На следующий день Тео, вернувшись с работы, протянул Винсенту конверт и сказал:
— Если тебе сегодня нечего делать, можешь пойти со мной на этот званый вечер.
— А кто его дает?
— Анри Руссо. Посмотри на пригласительную карточку.
Там были две строчки простеньких стихов и цветы, нарисованные от руки.
— Кто это такой?
— Мы зовем его Таможенником. До сорока лет он служил сборщиком пошлин где-то в глуши. А по воскресеньям, как Гоген, занимался живописью. Приехал в Париж несколько лет назад и поселился в рабочем районе близ площади Бастилии. Он нигде не учился, ни одного дня, однако пишет картины, сочиняет стихи и музыку, дает уроки игры на скрипке детям рабочих, играет на фортепьяно и обучает рисованию каких-то двух стариков.
— Что же он пишет?
— Главным образом фантастических зверей, среди еще более фантастических джунглей. А джунгли он видел только в ботаническом саду. Это крестьянин и примитив по самой натуре, хотя Поль Гоген и подсмеивается над ним.

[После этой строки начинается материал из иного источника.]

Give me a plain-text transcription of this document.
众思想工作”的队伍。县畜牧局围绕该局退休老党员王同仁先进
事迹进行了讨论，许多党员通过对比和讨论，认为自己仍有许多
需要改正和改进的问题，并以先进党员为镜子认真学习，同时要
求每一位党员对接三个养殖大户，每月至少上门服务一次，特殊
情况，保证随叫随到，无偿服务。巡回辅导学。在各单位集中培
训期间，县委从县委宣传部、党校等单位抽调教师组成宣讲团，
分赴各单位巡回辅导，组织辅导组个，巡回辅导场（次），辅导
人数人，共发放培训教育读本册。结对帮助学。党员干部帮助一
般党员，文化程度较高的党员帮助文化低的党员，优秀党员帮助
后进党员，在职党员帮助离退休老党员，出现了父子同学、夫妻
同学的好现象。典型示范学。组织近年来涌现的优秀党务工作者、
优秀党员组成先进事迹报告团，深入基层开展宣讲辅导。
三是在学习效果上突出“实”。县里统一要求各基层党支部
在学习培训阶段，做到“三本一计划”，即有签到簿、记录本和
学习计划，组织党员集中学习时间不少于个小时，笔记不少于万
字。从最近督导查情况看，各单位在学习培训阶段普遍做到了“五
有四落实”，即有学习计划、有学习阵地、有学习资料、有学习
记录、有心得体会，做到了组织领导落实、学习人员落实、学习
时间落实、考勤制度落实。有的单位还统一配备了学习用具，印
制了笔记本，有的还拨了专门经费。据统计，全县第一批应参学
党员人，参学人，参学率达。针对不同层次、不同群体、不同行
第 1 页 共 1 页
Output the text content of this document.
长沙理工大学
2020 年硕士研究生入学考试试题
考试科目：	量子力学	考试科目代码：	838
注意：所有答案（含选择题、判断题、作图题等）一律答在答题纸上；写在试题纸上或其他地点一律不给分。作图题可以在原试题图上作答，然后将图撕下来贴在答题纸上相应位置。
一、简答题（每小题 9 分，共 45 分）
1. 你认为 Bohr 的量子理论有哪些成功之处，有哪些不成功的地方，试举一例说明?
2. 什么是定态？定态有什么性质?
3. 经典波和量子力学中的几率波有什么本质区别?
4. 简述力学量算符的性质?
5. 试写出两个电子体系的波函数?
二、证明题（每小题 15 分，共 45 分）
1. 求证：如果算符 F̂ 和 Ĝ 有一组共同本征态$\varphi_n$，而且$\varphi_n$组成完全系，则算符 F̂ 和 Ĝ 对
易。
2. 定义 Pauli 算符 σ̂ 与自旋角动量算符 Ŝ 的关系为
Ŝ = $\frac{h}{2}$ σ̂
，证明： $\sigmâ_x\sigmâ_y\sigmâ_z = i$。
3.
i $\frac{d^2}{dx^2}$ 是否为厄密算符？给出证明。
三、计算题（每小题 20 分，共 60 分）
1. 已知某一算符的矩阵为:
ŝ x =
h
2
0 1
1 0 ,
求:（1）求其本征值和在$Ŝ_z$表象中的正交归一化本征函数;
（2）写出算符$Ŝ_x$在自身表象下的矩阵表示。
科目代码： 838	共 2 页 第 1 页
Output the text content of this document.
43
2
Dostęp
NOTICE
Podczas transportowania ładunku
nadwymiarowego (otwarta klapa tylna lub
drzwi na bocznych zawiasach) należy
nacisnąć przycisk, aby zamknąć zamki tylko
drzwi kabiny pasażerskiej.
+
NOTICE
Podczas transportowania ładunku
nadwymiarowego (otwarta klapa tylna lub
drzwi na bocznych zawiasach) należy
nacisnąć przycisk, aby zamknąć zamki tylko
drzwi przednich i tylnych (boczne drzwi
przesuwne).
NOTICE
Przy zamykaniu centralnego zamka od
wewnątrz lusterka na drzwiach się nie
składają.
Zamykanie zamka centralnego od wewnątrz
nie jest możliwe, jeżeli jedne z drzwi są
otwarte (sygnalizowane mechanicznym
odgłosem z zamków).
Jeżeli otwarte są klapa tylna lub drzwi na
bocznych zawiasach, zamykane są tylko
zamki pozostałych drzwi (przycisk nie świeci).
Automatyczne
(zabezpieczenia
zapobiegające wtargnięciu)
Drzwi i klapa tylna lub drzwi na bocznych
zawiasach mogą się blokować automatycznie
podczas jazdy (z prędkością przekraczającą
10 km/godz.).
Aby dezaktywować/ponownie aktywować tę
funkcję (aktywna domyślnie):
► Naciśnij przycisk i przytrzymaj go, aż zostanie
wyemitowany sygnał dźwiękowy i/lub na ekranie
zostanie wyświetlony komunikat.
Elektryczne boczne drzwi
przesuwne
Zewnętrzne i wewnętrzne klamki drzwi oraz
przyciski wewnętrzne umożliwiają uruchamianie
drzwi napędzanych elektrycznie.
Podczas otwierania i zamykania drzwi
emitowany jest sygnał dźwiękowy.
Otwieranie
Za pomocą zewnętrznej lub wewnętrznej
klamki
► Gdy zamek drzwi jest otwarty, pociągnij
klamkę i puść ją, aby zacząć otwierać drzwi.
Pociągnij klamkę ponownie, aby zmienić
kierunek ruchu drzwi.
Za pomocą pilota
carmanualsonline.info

— А какого ты мнения о его работах, Тео?
— Понимаешь, трудно сказать. Все смотрят на него как на слабоумного.
— Ну, а ты как думаешь?
— В нем есть что-то от невинного младенца. Вот пойдем сегодня к нему, и тогда суди сам. Все его полотна висят у него на стенах.
— Должно быть, у него водятся деньги, раз он устраивает вечера.
— Ну нет, это, пожалуй, самый бедный художник во всем Париже. Даже скрипку, чтобы давать уроки, ему приходится брать напрокат, так как купить ее он не в состоянии. А вечера он устраивает с определенной целью. Погоди, сам увидишь.